Die Grundausbildung, die in Heilpraktikerschulen durchgeführt wird und häufig erst auf dem zweiten oder dritten Bildungsweg erlernt wird, verschafft den angehenden Heilpraktikern eine Basis an medizinischen Grundkenntnissen. Die Erlaubniserklärung und die staatliche Anerkennung wird nach bestandener schriftlicher und mündlicher Prüfung, durch das zuständigen Gesundheitsamt erteilt und gestattet nun die berufsmäßige Ausübung der Heilkunde. Doch allein die Grundausbildung macht einen Heilpraktiker noch nicht aus. In der Regel folgt eine anschließende, oft jahrelange Zusatzqualifikation. Sowohl die Ausbildung zur Homöopathie, zur Osteopathie, der Akupunktur oder anderer Therapieformen sind nicht an einem Tag gelernt. Sie fordert nicht nur die Lernbereitschaft, sondern auch das Portemonnaie des Therapeuten heraus und sichert ihm langfristig sein Einkommen. Durch diese Art der Zusatzqualifikationen findet bereits eine „Fachspezifizierung“ statt, die die Medizin - Ethikerin Bettina Schöne - Seifert im Münsteraner Memorandum einfordert.
Freiheit in jeder Hinsicht
Stellen Sie sich bitte einmal vor, es gäbe nur ein Buch zu lesen, alle anderen seinen wegen der Erweiterung des geistigen Horizontes verboten.

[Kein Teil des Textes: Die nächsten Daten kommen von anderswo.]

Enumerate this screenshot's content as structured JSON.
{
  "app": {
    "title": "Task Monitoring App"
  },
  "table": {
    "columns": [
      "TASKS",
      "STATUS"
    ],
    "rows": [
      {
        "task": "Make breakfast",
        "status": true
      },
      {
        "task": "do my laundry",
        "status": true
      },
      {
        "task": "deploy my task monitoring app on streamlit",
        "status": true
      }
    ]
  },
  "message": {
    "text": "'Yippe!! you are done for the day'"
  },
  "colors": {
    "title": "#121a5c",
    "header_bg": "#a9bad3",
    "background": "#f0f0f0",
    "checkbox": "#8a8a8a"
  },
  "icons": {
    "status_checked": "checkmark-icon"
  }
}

Wie wäre es dann um die Vielfalt des Wissen, der Entscheidung und der persönlichen Entwicklung bestellt?
Um die Übel des 18. Jahrhunderts nicht noch einmal heraufzubeschwören, in denen andersdenkende, heilende und helfende Menschen verurteilt und hingerichtet wurden, bleibt uns nur ein akzeptierendes, tolerantes aufeinander zu bewegen, ein Miteinander im Gesundheitswesen, das das gelten lässt, was heilt!